Without this understanding you won't have an intuitive understanding of the range and precision of floating point, which is why I think the window+offset explanation is much more natural.

I think this is worth saying about the leading bit (why 0.001 is not a valid mantissa):

In binary, we always know the first non-zero digit of any number - so there's no need to write it down. We know it's 1 because, well, binary.

So we don't waste space, and only write down all the other digits, and then use the exponent to put the 'point' into the right place.

We save a bit of space doing this.

Thats not the right way of thinking about it. Sure, the first non-zero digit of any binary number is 1, but who is to say that the number has a bit that isn't 0? Couldn't the number be zero?

The mantissa can only be a value from [1,2).

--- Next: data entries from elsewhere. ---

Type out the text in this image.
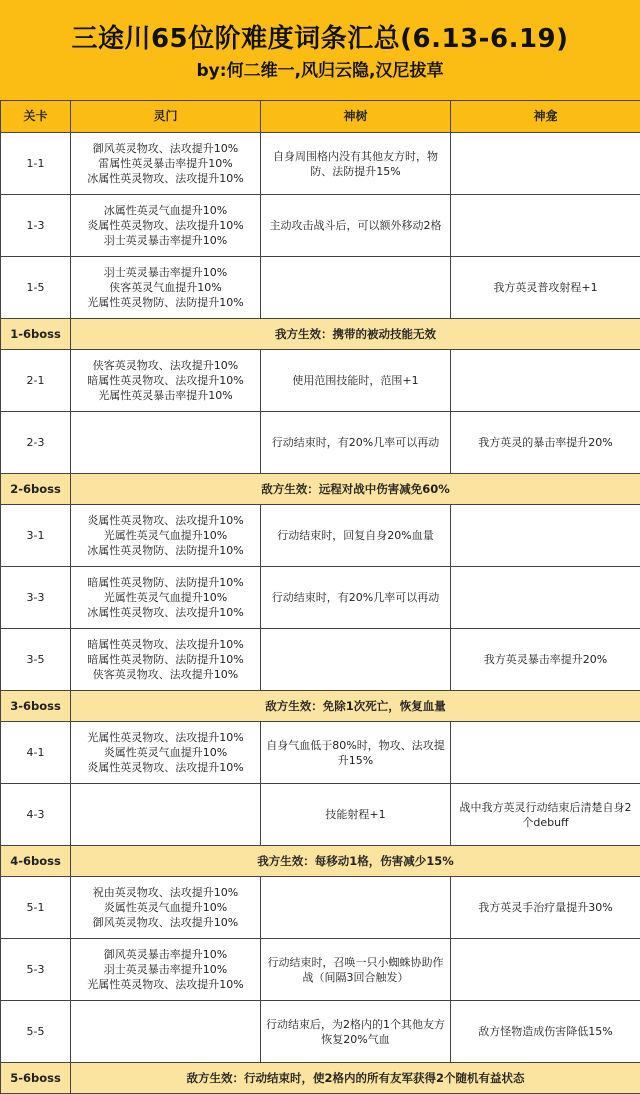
三途川65位阶难度词条汇总(6.13-6.19)
by:何二维一,风归云隐,汉尼拔草
关卡	灵门	神树	神龛
1-1	御风英灵物攻、法攻提升10%
雷属性英灵暴击率提升10%
冰属性英灵物攻、法攻提升10%	自身周围格内没有其他友方时，物防、法防提升15%	
1-3	冰属性英灵气血提升10%
炎属性英灵物攻、法攻提升10%
羽士英灵暴击率提升10%	主动攻击战斗后，可以额外移动2格	
1-5	羽士英灵暴击率提升10%
侠客英灵气血提升10%
光属性英灵物防、法防提升10%		我方英灵普攻射程+1
1-6boss	我方生效：携带的被动技能无效		
2-1	侠客英灵物攻、法攻提升10%
暗属性英灵物攻、法攻提升10%
光属性英灵暴击率提升10%	使用范围技能时，范围+1	
2-3		行动结束时，有20%几率可以再动	我方英灵的暴击率提升20%
2-6boss	敌方生效：远程对战中伤害减免60%		
3-1	炎属性英灵物攻、法攻提升10%
光属性英灵气血提升10%
冰属性英灵物防、法防提升10%	行动结束时，回复自身20%血量	
3-3	暗属性英灵物防、法防提升10%
光属性英灵气血提升10%
冰属性英灵物攻、法攻提升10%	行动结束时，有20%几率可以再动	
3-5	暗属性英灵物攻、法攻提升10%
暗属性英灵物防、法防提升10%
侠客英灵物攻、法攻提升10%		我方英灵暴击率提升20%
3-6boss	敌方生效：免除1次死亡，恢复血量		
4-1	光属性英灵物攻、法攻提升10%
炎属性英灵气血提升10%
炎属性英灵物攻、法攻提升10%	自身气血低于80%时，物攻、法攻提升15%	
4-3		技能射程+1	战中我方英灵行动结束后清楚自身2个debuff
4-6boss	我方生效：每移动1格，伤害减少15%		
5-1	祝由英灵物攻、法攻提升10%
炎属性英灵气血提升10%
御风英灵物攻、法攻提升10%		我方英灵手治疗量提升30%
5-3	御风英灵暴击率提升10%
羽士英灵暴击率提升10%
光属性英灵物攻、法攻提升10%	行动结束时，召唤一只小蜘蛛协助作战（间隔3回合触发）	
5-5		行动结束后，为2格内的1个其他友方恢复20%气血	敌方怪物造成伤害降低15%
5-6boss	敌方生效：行动结束时，使2格内的所有友军获得2个随机有益状态		
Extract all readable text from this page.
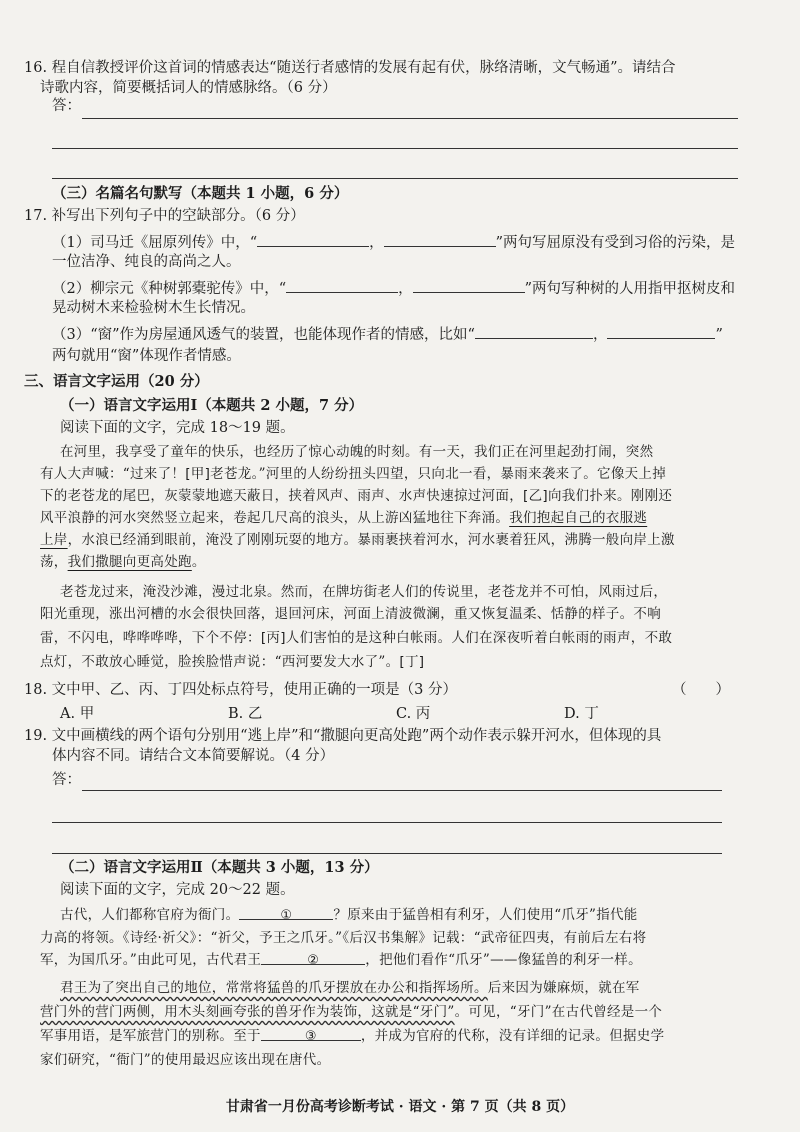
16. 程自信教授评价这首词的情感表达“随送行者感情的发展有起有伏，脉络清晰，文气畅通”。请结合
诗歌内容，简要概括词人的情感脉络。（6 分）
答：
（三）名篇名句默写（本题共 1 小题，6 分）
17. 补写出下列句子中的空缺部分。（6 分）
（1）司马迁《屈原列传》中，“	，	”两句写屈原没有受到习俗的污染，是
一位洁净、纯良的高尚之人。
（2）柳宗元《种树郭橐驼传》中，“	，	”两句写种树的人用指甲抠树皮和
晃动树木来检验树木生长情况。
（3）“窗”作为房屋通风透气的装置，也能体现作者的情感，比如“	，	”
两句就用“窗”体现作者情感。
三、语言文字运用（20 分）
（一）语言文字运用Ⅰ（本题共 2 小题，7 分）
阅读下面的文字，完成 18～19 题。
在河里，我享受了童年的快乐，也经历了惊心动魄的时刻。有一天，我们正在河里起劲打闹，突然
有人大声喊：“过来了！[甲]老苍龙。”河里的人纷纷扭头四望，只向北一看，暴雨来袭来了。它像天上掉
下的老苍龙的尾巴，灰蒙蒙地遮天蔽日，挟着风声、雨声、水声快速掠过河面，[乙]向我们扑来。刚刚还
风平浪静的河水突然竖立起来，卷起几尺高的浪头，从上游凶猛地往下奔涌。我们抱起自己的衣服逃
上岸，水浪已经涌到眼前，淹没了刚刚玩耍的地方。暴雨裹挟着河水，河水裹着狂风，沸腾一般向岸上激
荡，我们撒腿向更高处跑。
老苍龙过来，淹没沙滩，漫过北泉。然而，在牌坊街老人们的传说里，老苍龙并不可怕，风雨过后，
阳光重现，涨出河槽的水会很快回落，退回河床，河面上清波微澜，重又恢复温柔、恬静的样子。不响
雷，不闪电，哗哗哗哗，下个不停：[丙]人们害怕的是这种白帐雨。人们在深夜听着白帐雨的雨声，不敢
点灯，不敢放心睡觉，脸挨脸惜声说：“西河要发大水了”。[丁]
18. 文中甲、乙、丙、丁四处标点符号，使用正确的一项是（3 分）	（　　）
A. 甲	B. 乙	C. 丙	D. 丁
19. 文中画横线的两个语句分别用“逃上岸”和“撒腿向更高处跑”两个动作表示躲开河水，但体现的具
体内容不同。请结合文本简要解说。（4 分）
答：
（二）语言文字运用Ⅱ（本题共 3 小题，13 分）
阅读下面的文字，完成 20～22 题。
古代，人们都称官府为衙门。	①	？原来由于猛兽相有利牙，人们使用“爪牙”指代能
力高的将领。《诗经·祈父》：“祈父，予王之爪牙。”《后汉书集解》记载：“武帝征四夷，有前后左右将
军，为国爪牙。”由此可见，古代君王	②	，把他们看作“爪牙”——像猛兽的利牙一样。
君王为了突出自己的地位，常常将猛兽的爪牙摆放在办公和指挥场所。后来因为嫌麻烦，就在军
营门外的营门两侧，用木头刻画夸张的兽牙作为装饰，这就是“牙门”。可见，“牙门”在古代曾经是一个
军事用语，是军旅营门的别称。至于	③	，并成为官府的代称，没有详细的记录。但据史学
家们研究，“衙门”的使用最迟应该出现在唐代。
甘肃省一月份高考诊断考试 · 语文 · 第 7 页（共 8 页）
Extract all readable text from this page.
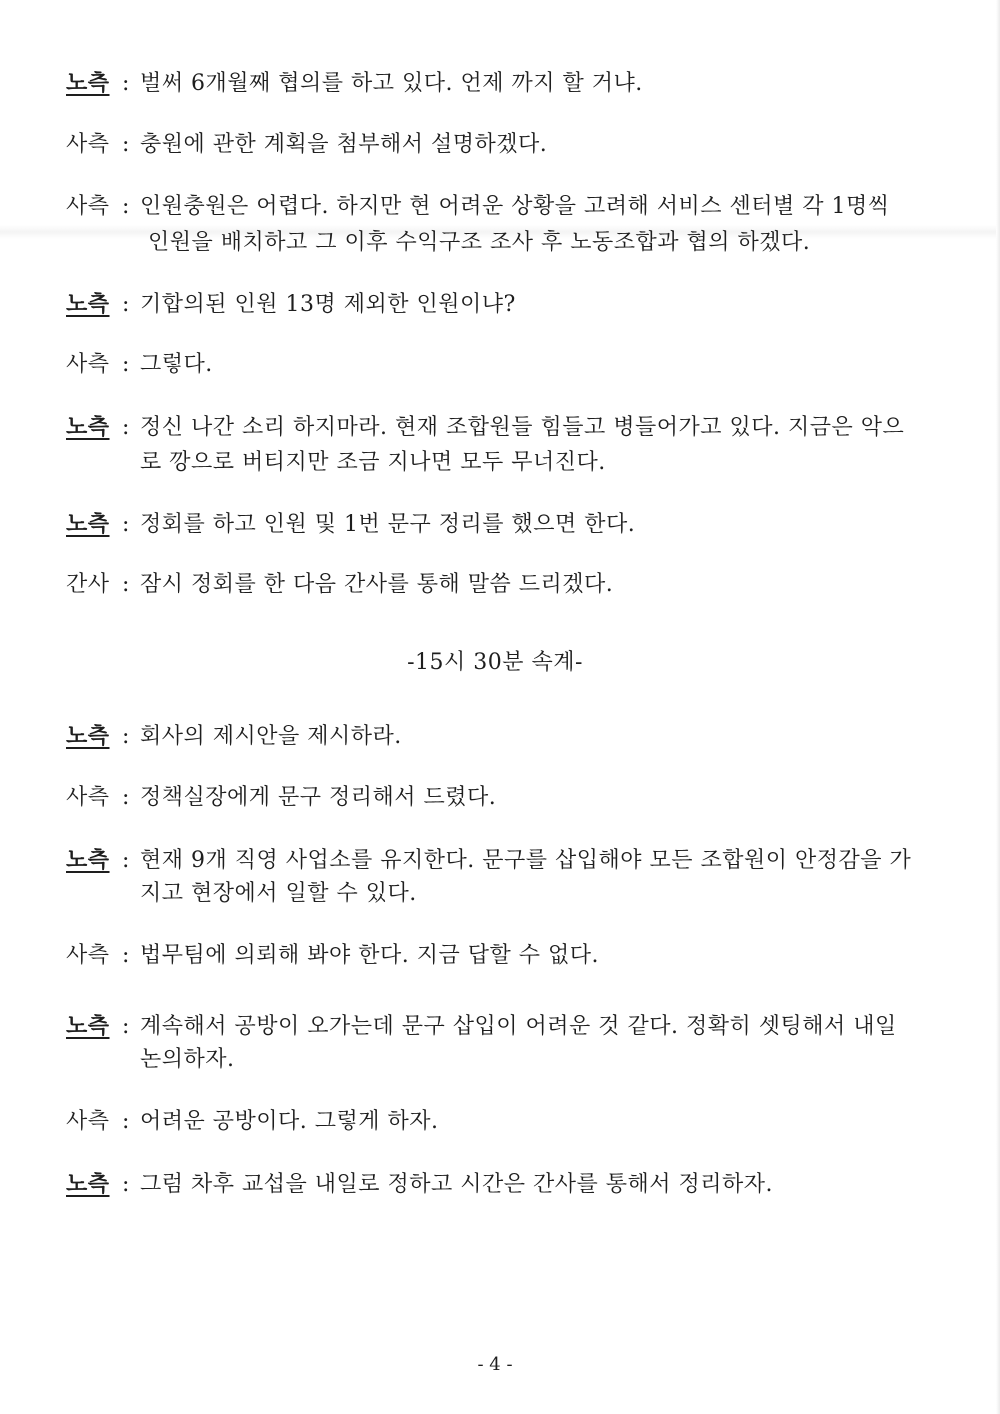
노측 : 벌써 6개월째 협의를 하고 있다. 언제 까지 할 거냐.
사측 : 충원에 관한 계획을 첨부해서 설명하겠다.
사측 : 인원충원은 어렵다. 하지만 현 어려운 상황을 고려해 서비스 센터별 각 1명씩
인원을 배치하고 그 이후 수익구조 조사 후 노동조합과 협의 하겠다.
노측 : 기합의된 인원 13명 제외한 인원이냐?
사측 : 그렇다.
노측 : 정신 나간 소리 하지마라. 현재 조합원들 힘들고 병들어가고 있다. 지금은 악으
로 깡으로 버티지만 조금 지나면 모두 무너진다.
노측 : 정회를 하고 인원 및 1번 문구 정리를 했으면 한다.
간사 : 잠시 정회를 한 다음 간사를 통해 말씀 드리겠다.
-15시 30분 속계-
노측 : 회사의 제시안을 제시하라.
사측 : 정책실장에게 문구 정리해서 드렸다.
노측 : 현재 9개 직영 사업소를 유지한다. 문구를 삽입해야 모든 조합원이 안정감을 가
지고 현장에서 일할 수 있다.
사측 : 법무팀에 의뢰해 봐야 한다. 지금 답할 수 없다.
노측 : 계속해서 공방이 오가는데 문구 삽입이 어려운 것 같다. 정확히 셋팅해서 내일
논의하자.
사측 : 어려운 공방이다. 그렇게 하자.
노측 : 그럼 차후 교섭을 내일로 정하고 시간은 간사를 통해서 정리하자.
- 4 -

i.e. in scientific notation: exponent * mantissa, the mantissa cannot be less than 1, or >= 2 in floating point.

So given that the mantissa can go from 000000 to 111111, what should the values represnet? Obviously it should represent the values from [1,2). Calling it a leading bit is more confusing than it needs to be. Its better to just call it an assumed minimum value.

> Thats not the right way of thinking about it. Sure, the first non-zero digit of any binary number is 1, but who is to say that the number has a bit that isn't 0? Couldn't the number be zero?

When I was taught scientific notation in middle school, high school, and at college, it was always explicitly stated that:

1. You can have only one digit before the decimal point.

2. That digit cannot be 0 (unless your number is 0, of course). So 0.3 * 10^5 is not scientific notation.

This is no different. The "twist" is that there is only one possible non-zero bit, whereas in decimal it could be [1-9].

I think this explanation is neat. However, the "usual" formulation is just scientific notation, with the optimization that one bit is redundant.

Personally, I prefer the alternative notation: M * 2^(exponent-precision+1), with M being a p-bit integer. It's easier to work with when you know that M is always an integer, and you don't need to deal with fractions in base 2. In fact, FP made a lot more sense when I took this formulation in decimal, and worked with that.

I think most people do learn scientific notation, but the correspondence with floating point representation is probably not learned. It is not necessarily an obvious connection for a person who uses floats as "decimal numbers", which is the mental model I assume many programmers have. This post is enlightening because it shows how obvious the connection is.
You just repeated the "how everybody hates floating point to be explained to them" section of this article.